Les intellectuels catholiques

Le projet de société du hindutva a de quoi inquiéter les quelque 15 millions d’Indiens qui se réclament aujourd’hui du catholicisme (1,7% sur 2,4% de chrétiens). Mais on ne saurait sérieusement parler d’une réaction communautaire de leur part. Cette situation s’explique par des raisons géographiques, historiques et sociologiques. Si on les compare aux sikhs (1,9%), une autre minorité religieuse de taille équivalente, les catholiques indiens n’ont ni territoire (ils sont dispersés dans tout le pays, même si 60% d’entre eux vivent dans des Etats du sud), ni langue propres. Ils n’ont jamais eu non plus de plateforme politique commune. Il faut aussi souligner que la forte cléricalisation de l’Eglise indienne se traduit par une sous-représentation des laïcs parmi ceux qui animent la vie des fidèles. Le haut niveau d’instruction des clercs, leur maîtrise de la langue anglaise et d’autres outils intellectuels renforcent encore leur ascendant sur les laïcs et en font les guides de l’opinion catholique indienne. Tout cela explique que les réactions au communalisme hindou proviennent surtout de leurs rangs.

Les théologiens indiens

J’examinerai ici les positions d’un groupe de clercs qui sont pour la plupart professeurs de séminaires ou animateurs d’instituts de recherche catholiques. Le terme de groupe appelle quelques commentaires. Il ne faut pas imaginer ici un quelconque mouvement de pensée unitaire. Les intellectuels en question sont de fortes individualités, occupées chacune à creuser un sillon personnel. Mais ils forment un groupe aux yeux du monde extérieur dans la mesure où ils partagent malgré tout une démarche et des intérêts communs, écrivent dans les mêmes revues de théologie (notamment Vidyajyoti, Jeevadhara, Indian Theological Studies, publiées respectivement à Delhi, Allepey et Bangalore) et confrontent leurs idées dans le cadre de diverses instances dont la plus importante est la Indian Theological Association. Dans leur milieu, comme dans le reste du monde catholique (y compris donc en Occident), on les appelle les “théologiens indiens“. L’expression n’est pas sans ambiguïté. Indiens, en effet ces théologiens le sont. Mais leur caractéristique n’est pas tant d’être Indiens que de s’affirmer comme tels. Cela signifie qu’ils se veulent partie prenante de leur nation et qu’ils s’emploient à l’être en cherchant une formulation du christianisme à l’indienne. Le fait qu’ils mettent leur réflexion au service de la transformation de la société et de leur Eglise étant leur marque distinctive, on pourrait les qualifier de “théologiens (indiens) engagés“. Intellectuellement, leur “engagement” se traduit par une attitude critique visàvis des méthodes et du contenu de la théologie classique qui continue à être enseignée dans les séminaires. Ils se distinguent par là de leurs confrères (également indiens) qui se consacrent à véhiculer ce système de pensée. Si donc, aujourd’hui, à quelques rares exceptions près, tous les théologiens de l’Inde sont indiens, tous ne sont pas des théologiens (indiens) engagés.

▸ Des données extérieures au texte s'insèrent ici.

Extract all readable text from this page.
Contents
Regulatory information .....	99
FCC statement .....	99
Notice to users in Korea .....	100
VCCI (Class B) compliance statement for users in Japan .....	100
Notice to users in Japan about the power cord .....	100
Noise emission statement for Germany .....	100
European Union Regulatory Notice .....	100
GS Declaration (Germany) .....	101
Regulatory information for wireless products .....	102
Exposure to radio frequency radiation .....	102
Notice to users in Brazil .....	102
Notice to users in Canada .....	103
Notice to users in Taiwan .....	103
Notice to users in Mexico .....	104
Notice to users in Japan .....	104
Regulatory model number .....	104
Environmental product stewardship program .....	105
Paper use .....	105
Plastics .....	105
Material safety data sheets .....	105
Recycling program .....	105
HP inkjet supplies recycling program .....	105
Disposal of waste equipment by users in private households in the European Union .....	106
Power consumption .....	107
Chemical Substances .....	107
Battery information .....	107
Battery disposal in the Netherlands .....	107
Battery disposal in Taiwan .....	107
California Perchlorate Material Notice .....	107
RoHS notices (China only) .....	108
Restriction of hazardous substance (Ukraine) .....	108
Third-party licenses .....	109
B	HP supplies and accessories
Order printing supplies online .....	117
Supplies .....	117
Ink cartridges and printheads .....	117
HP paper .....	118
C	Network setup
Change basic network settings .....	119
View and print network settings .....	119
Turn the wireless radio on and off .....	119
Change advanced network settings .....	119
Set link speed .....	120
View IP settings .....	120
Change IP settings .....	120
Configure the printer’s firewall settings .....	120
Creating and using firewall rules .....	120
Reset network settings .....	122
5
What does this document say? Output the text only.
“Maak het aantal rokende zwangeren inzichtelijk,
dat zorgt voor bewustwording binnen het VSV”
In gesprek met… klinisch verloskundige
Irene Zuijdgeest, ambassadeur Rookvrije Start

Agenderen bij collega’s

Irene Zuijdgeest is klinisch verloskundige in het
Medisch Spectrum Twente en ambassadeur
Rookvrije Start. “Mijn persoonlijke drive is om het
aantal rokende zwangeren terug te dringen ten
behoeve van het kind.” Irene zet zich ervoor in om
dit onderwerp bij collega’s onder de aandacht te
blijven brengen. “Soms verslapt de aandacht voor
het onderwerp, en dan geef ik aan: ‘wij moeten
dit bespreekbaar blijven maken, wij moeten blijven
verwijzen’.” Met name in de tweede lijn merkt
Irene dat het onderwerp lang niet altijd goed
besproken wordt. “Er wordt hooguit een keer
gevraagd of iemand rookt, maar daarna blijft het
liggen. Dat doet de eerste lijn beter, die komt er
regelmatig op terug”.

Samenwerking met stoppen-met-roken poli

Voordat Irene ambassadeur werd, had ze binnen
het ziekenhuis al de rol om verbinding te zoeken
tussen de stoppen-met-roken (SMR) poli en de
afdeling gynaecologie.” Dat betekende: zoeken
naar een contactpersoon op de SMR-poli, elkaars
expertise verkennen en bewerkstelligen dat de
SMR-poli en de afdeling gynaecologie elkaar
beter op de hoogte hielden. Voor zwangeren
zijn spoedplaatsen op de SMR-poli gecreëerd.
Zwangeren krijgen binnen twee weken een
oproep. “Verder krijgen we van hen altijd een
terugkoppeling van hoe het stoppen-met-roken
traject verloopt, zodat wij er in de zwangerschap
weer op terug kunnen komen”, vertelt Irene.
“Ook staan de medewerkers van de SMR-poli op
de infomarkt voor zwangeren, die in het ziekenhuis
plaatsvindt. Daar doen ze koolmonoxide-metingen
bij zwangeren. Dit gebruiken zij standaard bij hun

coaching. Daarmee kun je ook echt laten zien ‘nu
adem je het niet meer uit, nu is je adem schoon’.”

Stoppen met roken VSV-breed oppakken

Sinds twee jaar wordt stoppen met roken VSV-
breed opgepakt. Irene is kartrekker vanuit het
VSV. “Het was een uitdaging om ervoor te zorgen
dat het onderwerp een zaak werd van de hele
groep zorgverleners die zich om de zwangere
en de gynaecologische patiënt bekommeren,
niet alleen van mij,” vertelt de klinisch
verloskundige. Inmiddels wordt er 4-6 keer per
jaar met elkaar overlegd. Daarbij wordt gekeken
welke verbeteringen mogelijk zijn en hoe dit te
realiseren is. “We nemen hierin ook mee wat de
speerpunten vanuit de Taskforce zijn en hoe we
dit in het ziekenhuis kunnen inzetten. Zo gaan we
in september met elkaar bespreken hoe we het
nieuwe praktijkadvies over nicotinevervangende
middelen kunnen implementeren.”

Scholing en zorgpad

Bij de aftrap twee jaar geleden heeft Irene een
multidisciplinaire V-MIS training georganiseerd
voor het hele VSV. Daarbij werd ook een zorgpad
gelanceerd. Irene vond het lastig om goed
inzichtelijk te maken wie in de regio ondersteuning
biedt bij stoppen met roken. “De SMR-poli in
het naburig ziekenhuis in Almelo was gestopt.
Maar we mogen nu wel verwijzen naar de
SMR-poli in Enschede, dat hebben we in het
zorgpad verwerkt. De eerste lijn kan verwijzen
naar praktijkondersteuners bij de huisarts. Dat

L’émergence des “théologiens indiens” remonte aux années 70 (6). Plusieurs facteurs expliquent ce développement à cette époque. Ce sont d’abord l’institutionalisation de l’Eglise indienne et son indigénisation qui, toutes deux, ont connu des progrès rapides après l’indépendance nationale. Ainsi, le nombre des diocèses a doublé entre 1948 et 1977, en suivant l’expansion de la population catholique pendant la même période, et cette évolution s’est accompagnée d’un fort accroissement du personnel ecclésiastique: par exemple, le nombre des prêtres est passé de 4 823 en 1948 à 8 756 en 1969. Conjugué à la politique de remplacement des missionnaires (qui n’obtenaient plus de visa d’entrée du gouvernement indien, en partie du fait de l’agitation des communalistes hindous), ce développement numérique du personnel ecclésiastique explique l’augmentation parallèle du nombre de nationaux indiens aux différents échelons de la hiérarchie ecclésiale. Dès la fin des années soixante, le pourcentage moyen des Indiens était supérieur à 75%, en 1977, il avoisinait les 90% .

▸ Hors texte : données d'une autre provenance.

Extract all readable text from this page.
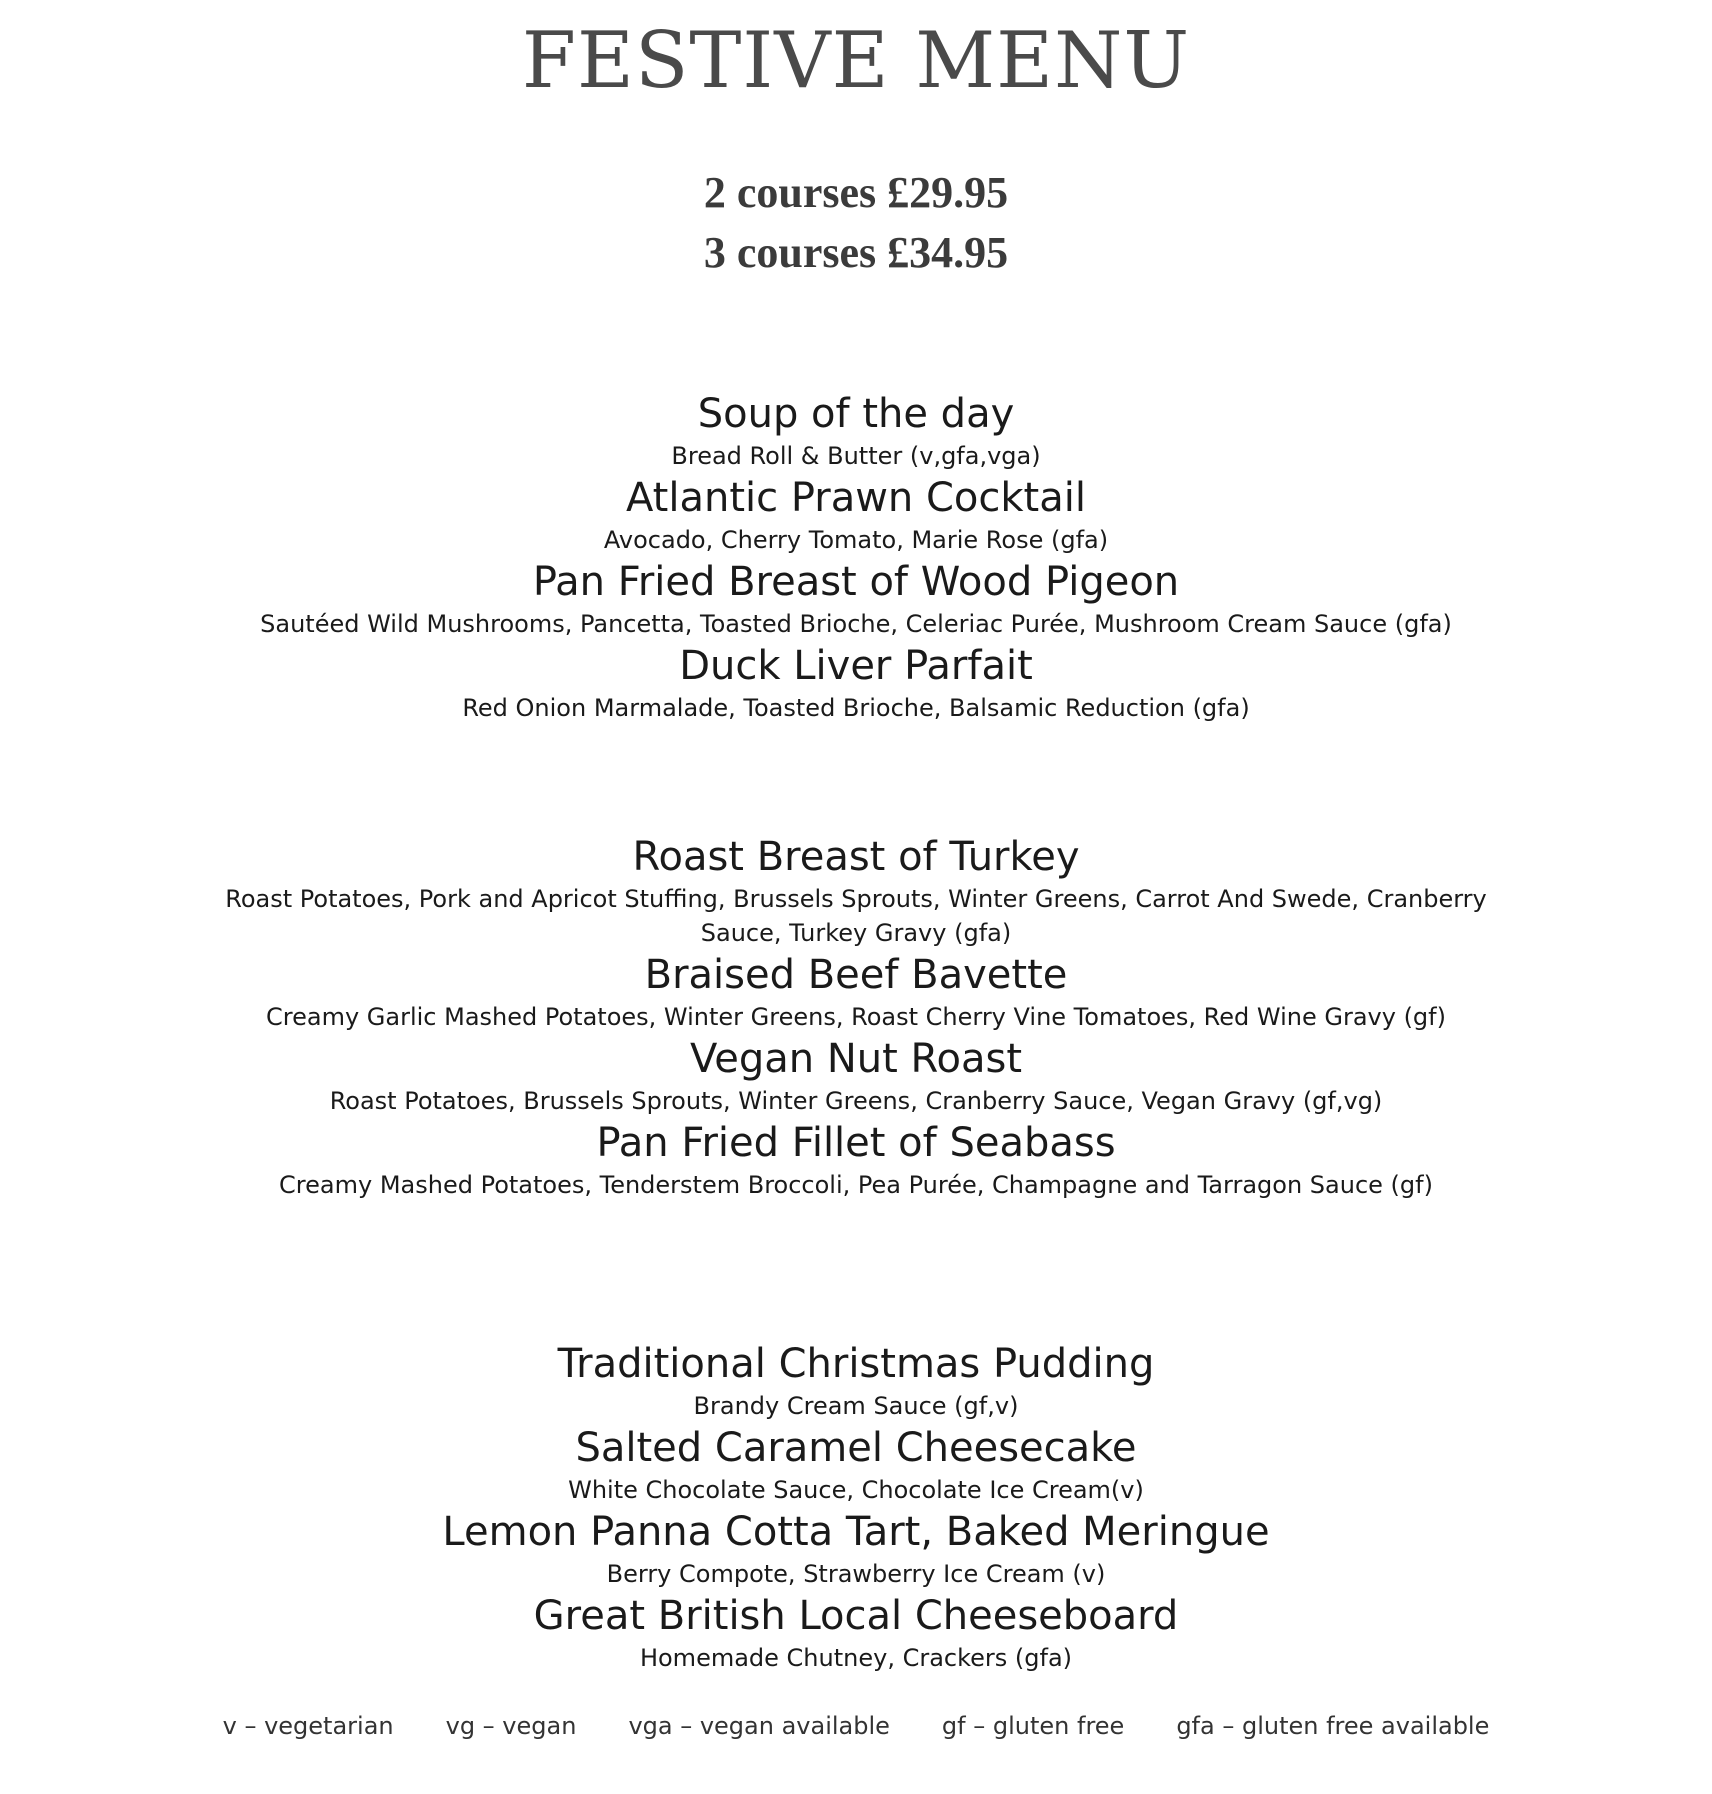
FESTIVE MENU
2 courses £29.95
3 courses £34.95
Soup of the day
Bread Roll & Butter (v,gfa,vga)
Atlantic Prawn Cocktail
Avocado, Cherry Tomato, Marie Rose (gfa)
Pan Fried Breast of Wood Pigeon
Sautéed Wild Mushrooms, Pancetta, Toasted Brioche, Celeriac Purée, Mushroom Cream Sauce (gfa)
Duck Liver Parfait
Red Onion Marmalade, Toasted Brioche, Balsamic Reduction (gfa)
Roast Breast of Turkey
Roast Potatoes, Pork and Apricot Stuffing, Brussels Sprouts, Winter Greens, Carrot And Swede, Cranberry Sauce, Turkey Gravy (gfa)
Braised Beef Bavette
Creamy Garlic Mashed Potatoes, Winter Greens, Roast Cherry Vine Tomatoes, Red Wine Gravy (gf)
Vegan Nut Roast
Roast Potatoes, Brussels Sprouts, Winter Greens, Cranberry Sauce, Vegan Gravy (gf,vg)
Pan Fried Fillet of Seabass
Creamy Mashed Potatoes, Tenderstem Broccoli, Pea Purée, Champagne and Tarragon Sauce (gf)
Traditional Christmas Pudding
Brandy Cream Sauce (gf,v)
Salted Caramel Cheesecake
White Chocolate Sauce, Chocolate Ice Cream(v)
Lemon Panna Cotta Tart, Baked Meringue
Berry Compote, Strawberry Ice Cream (v)
Great British Local Cheeseboard
Homemade Chutney, Crackers (gfa)
v – vegetarian vg – vegan vga – vegan available gf – gluten free gfa – gluten free available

D’autre part, grâce à une politique d’indianisation de la formation cléricale conduite par des missionnaires attentifs à la spécificité culturelle indienne (7), les séminaristes indiens formés dans les années 5070 ont découvert des éléments d’hindouisme spéculatif et certains autres produits savants de la “culture indienne” en même temps que la tradition théologique chrétienne occidentale. Les écrits des théologiens indiens, dont les plus âgés appartiennent aux générations formées dans ces annéeslà, montrent que cette rencontre de l’hindouisme fut l’occasion d’une découverte de leurs propres racines (8). Toutefois, on ne comprend pas cette attitude si on ne tient pas aussi compte de l’appartenance sociale des clercs en question. La majorité d’entre eux relèvent des milieux de “vieille chrétienté”, c’estàdire de castes qui jouissent d’une réputation de haut statut social parmi les catholiques indiens. Ce sont principalement la communauté de GoaMangalore issue de l’Eglise du Padroado (XVIe siècle), la communauté de SaintThomas du Kérala (qui remonte aux premiers siècles) et les hautes castes chrétiennes tamoules (converties à partir du XVIe siècle). Cette assise sociale de la pratique de la théologie “engagée” s’explique par le fait que la relève des missionnaires dans les postes supérieurs (comme les maisons de formation du clergé) s’est d’abord faite avec des prêtres issus de ces communautés puisque, historiquement, c’est dans leurs rangs que les missionnaires avaient encouragé les vocations cléricales afin de respecter les préjugés de caste des fidèles laïcs. Au regard de l’ancienneté des Eglises dont sont issus la plupart des théologiens indiens, il est clair que leur vision d’euxmêmes comme “héritiers de deux traditions religieuses différentes”, c’estàdire du christianisme et de l’hindouisme, relève davantage d’une construction mentale que de la réalité. Elle n’en informe pas moins leur démarche intellectuelle.

Mais les facteurs que je viens brièvement d’évoquer n’auraient pas suffi à favoriser l’essor de la nouvelle pensée théologique en Inde dans les années 70, si l’Eglise catholique n’avait alors connu un formidable renouveau grâce au concile Vatican II (19621965). Ce sont les avancées théologiques et ecclésiologiques de ce concile qui permirent à un certain nombre de clercs de prendre la parole en tant qu’Indiens au nom de l’Eglise en Inde et de se présenter aux yeux du monde comme des “théologiens indiens”.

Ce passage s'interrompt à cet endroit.